SEGUNDA PARTE

¿Puede haber un fascismo en América Latina?

jueves 21 de enero de 2021 | 6:00hs.

Hace más de cien años la política popular fue una invención de la izquierda con sus grandes mítines y sus periódicos. A la derecha tradicional no le gustaba porque era más aristocrática. Debemos observar que inicialmente Hitler se hizo llamar nacionalsocialista. Mussolini se hizo llamar sindicalista nacional. Fue un intento de usar la popularidad del socialismo o de la lucha trabajadora y sumarlas al nacionalismo y los valores tradicionales. Ahora es un poco diferente, pero hay ejemplos, como la retórica de la igualdad con la que (los derechistas) dicen que, si hay un poder nativo o negro, por qué no habría un poder blanco. La nueva ultraderecha francesa promueve la idea de que los fascistas no deben hablar de supremacía, sino de igualdad de la raza blanca, por ejemplo. Y también la retórica de la liberación nacional de la gente blanca.

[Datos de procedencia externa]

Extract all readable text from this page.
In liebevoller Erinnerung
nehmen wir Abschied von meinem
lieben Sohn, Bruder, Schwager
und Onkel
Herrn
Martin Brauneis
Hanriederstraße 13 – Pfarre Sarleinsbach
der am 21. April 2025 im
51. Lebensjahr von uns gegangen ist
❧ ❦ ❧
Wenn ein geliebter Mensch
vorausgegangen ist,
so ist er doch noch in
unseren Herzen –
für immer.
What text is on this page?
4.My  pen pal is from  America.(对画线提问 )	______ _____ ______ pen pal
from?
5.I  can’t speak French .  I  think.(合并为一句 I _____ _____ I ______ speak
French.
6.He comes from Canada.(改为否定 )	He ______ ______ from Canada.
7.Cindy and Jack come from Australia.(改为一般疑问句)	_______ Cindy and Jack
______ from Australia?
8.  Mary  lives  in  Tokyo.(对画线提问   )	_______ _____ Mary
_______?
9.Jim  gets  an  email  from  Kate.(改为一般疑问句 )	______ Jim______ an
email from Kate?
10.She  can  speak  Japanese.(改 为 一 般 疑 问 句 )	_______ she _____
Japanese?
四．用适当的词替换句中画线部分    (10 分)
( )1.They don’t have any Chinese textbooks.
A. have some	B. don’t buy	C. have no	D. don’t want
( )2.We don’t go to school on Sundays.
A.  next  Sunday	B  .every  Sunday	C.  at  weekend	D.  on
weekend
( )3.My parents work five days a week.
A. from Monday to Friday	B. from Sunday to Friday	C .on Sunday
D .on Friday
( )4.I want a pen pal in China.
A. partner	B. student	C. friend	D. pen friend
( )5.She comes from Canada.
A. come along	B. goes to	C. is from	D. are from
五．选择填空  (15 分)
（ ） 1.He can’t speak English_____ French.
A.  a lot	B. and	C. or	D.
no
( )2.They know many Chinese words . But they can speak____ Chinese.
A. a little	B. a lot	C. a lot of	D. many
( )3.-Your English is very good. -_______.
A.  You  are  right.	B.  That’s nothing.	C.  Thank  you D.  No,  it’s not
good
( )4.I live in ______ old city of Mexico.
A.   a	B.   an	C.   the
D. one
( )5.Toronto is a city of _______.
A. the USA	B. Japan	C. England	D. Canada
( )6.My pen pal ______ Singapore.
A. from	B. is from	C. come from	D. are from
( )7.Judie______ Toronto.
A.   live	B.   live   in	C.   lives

Debemos saber que, ante la lucha antifascista, la ultraderecha siempre dice que son víctimas: “nos han atacado, atacan nuestra libertad de expresión, nuestra propiedad privada, etc.”. Por lo tanto, creo que es importante recordar que la ultraderecha siempre se presenta como víctima y es típico en su identidad. ¿Víctima de quién? De los judíos, de los inmigrantes, de los desocupados, del feminismo, de los sindicalistas, etc. La pregunta que quizás debamos hacernos es cómo se desarrolla un movimiento fascista y autoritario, ya que en el inicio no es tan diferente a otros movimientos. Frente a él, se necesita crear una presencia en la comunidad, tener movilizaciones, periodismo, redes sociales y publicaciones.
Un gran historiador del fascismo, R. Paxton, afirma: “No deberíamos utilizar el término fascismo para dictaduras predemocráticas; por muy crueles que sean, carecen del entusiasmo de masas manipulado y de la energía demoníaca del fascismo, así como de la misión que este se plantea de ‘prescindir de las instituciones libres’ en pro de la fuerza, la pureza y la unidad de la nación”.
Otro componente del fascismo es la existencia de un personaje –o líder– apto para comprender las exigencias populares, responder a los factores de poder económico o militar, “aprender y repetir” un discurso persuasivo y disponer de un grupo adicto que lo secunde a ciegas –si es necesario, con la violencia–, independientemente de la razonabilidad de sus dichos. Y junto a estos rasgos, una cierta candidez y frustración política de los restantes ciudadanos, apta para digerir las propuestas del nuevo dirigente.
El comportamiento de Trump y Bolsonaro son claros ejemplos de prácticas fascistas: desprecio por los problemas sociales (como el coronavirus o la pobreza), ratificación de que la política de los sectores privilegiados es la solución de los problemas sociales (desocupación, marginalidad, salud, etc.) y que los reclamos sociales o sectoriales siempre deben ser reprimidos (como el golpe de estado de Bolivia contra Evo Morales recién elegido). En un sistema fascista reina la obediencia y el acatamiento infinito a la superioridad institucional.
Debemos en consecuencia tratar de consolidar los movimientos o partidos políticos tradicionales; no aceptar conductores con filosofías de origen mesiánico; evaluar críticamente sus contactos con los poderes económicos; prevenir el uso de la violencia en las cuestiones políticas; estar atentos a discursos –agresivos, chabacanos– generadores de movilizaciones masivas incontrolables; rechazar planteos de origen racial, étnico, ultranacionalistas, de género y similares.
En síntesis, creo que una ciudadanía –bien consciente y mejor politizada– debe ser la mejor defensa contra la instauración de regímenes fascistas en América Latina.